Someone new started working at the coffee shop where I write after work. Her genuine friendliness exposed my meager social skills. She would always smile and guide me through brief conversations. After a few days of this, I greeted her and didn’t get quite that same feeling from her. Now here are some rather unfortunate insights into my mind. I immediately thought she was annoyed with having to nurse me along through small talk every time I came in for my coffee. I started to feel bad about myself and so I turned that onto her. Why was her patience so limited? Had she made enough friends and no longer had any incentive to be friendly with someone who didn’t meet her impossibly high standards of being able to smile and hold up his end of a conversation?
These thoughts happened at a nearly subconscious level, and then I snapped out of it and thought that maybe something was wrong, so I said, “Are you alright?” She turned to me and nearly started to cry. Her best friend had been in a serious car accident. He would make a full recovery, but at that time, he was hospitalized in intensive care. Instead of small talk, the next times I saw her I asked about her friend and she kept me updated through his recovery. I imagine her having to come in that day, working a new job with this personal tragedy weighing heavily on her mind and probably, not knowing anyone very well, intent on keeping it to herself.
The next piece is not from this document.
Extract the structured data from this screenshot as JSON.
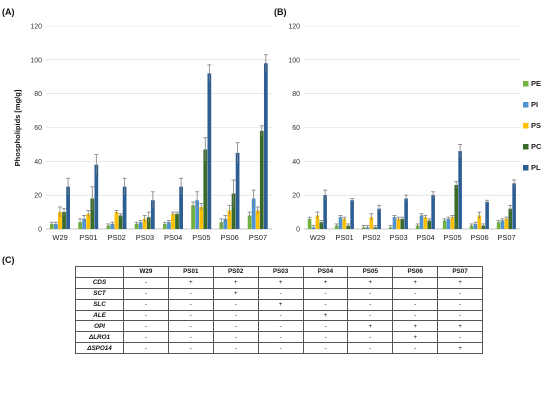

On another day or in another moment, I might have passed on by without asking. Instead that moment led to a friendship. By doing something easy, something I could stand to do more of: simply listening and caring. Just asking, “Are you alright?”
There is a song by Lucinda Williams called “Are You Alright?” The first time I heard it, I have to admit, I found it trite. It’s lyrically simple, with the title being repeated over and over, alternating with single lines. But as the melody repeats and the drums kick in, as she keeps asking, you start to feel like she actually cares. It feels nice to be asked, “Are you alright?” It feels nice to ask, “Are you alright?”